Parallelism can potentially be exploited for all search problems. We focus on parallel search in Monte Carlo Tree Search and in satisficing planning.
There are several ways of parallelizing MCTS. Our Go program Fuego directly supports lock-free shared memory parallelism. In conjunction with the BlueFuego library developed by Rich Segal at IBM Fuego can be used on a distributed memory system which supports MPI.
(external publication, collaborator using Fuego) R. Segal. On the Scalability of Parallel UCT. Computers and Games, Lecture Notes in Computer Science 6515, pp. 36-47, editors van den Herik, H.; Iida, H. and Plaat, A., Springer Berlin / Heidelberg, DOI link 2011.
M. Enzenberger, M. Müller, B. Arneson and R. Segal. Fuego - An Open-Source Framework for Board Games and Go Engine Based on Monte Carlo Tree Search IEEE Transactions on Computational Intelligence and AI in Games, 2(4), 259-270. Special issue on Monte Carlo Techniques and Computer Go, 2010.
M. Enzenberger and M. Müller. A lock-free multithreaded Monte-Carlo tree search algorithm, 2009. Advances in Computer Games 12, LNCS 6048, pages 14-20, Springer. DOI link.
ArvandHerd is a parallel, portfolio-based planner based on a combination of LAMA and Arvand planners. The program won the sequential multicore track of the Seventh International Planning Competition, IPC 2011, and defended its title in 2014. An updated version was entered into the 2018 competition, which unfortunately was cancelled by the organizers.

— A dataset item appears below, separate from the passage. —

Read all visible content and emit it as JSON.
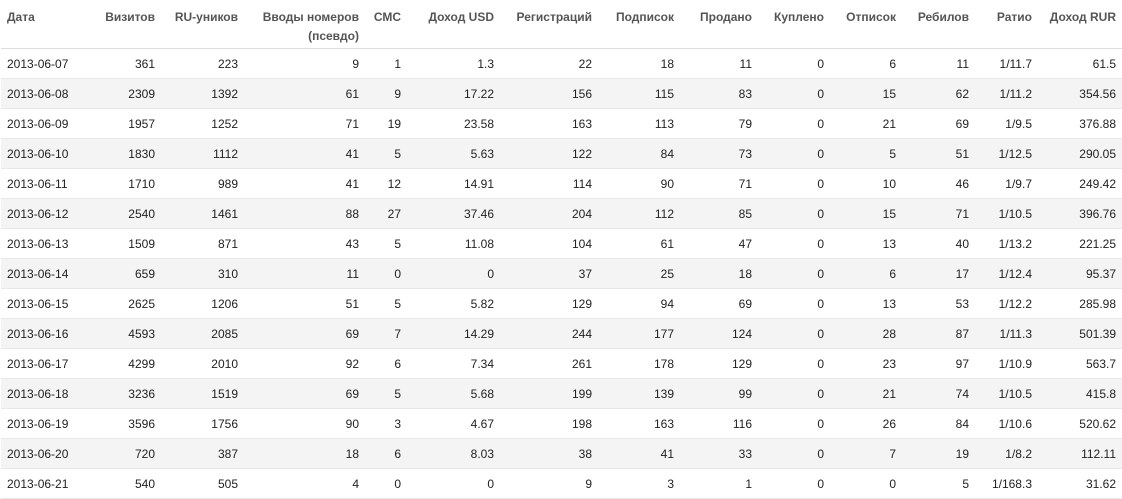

The program was developed by Rick Valenzano, Hootan Nakhost, Martin Müller, Jonathan Schaeffer, and Nathan Sturtevant.
R. Valenzano, H. Nakhost, M. Müller, J. Schaeffer, and N. Sturtevant. ArvandHerd: Parallel Planning with a Portfolio. In ECAI, 2012.
R. Valenzano, H. Nakhost, M. Müller, J. Schaeffer, and N. Sturtevant. ArvandHerd: Parallel Planning with a Portfolio. 2011 International Planning Competition (IPC 2011) Planner Description Booklet.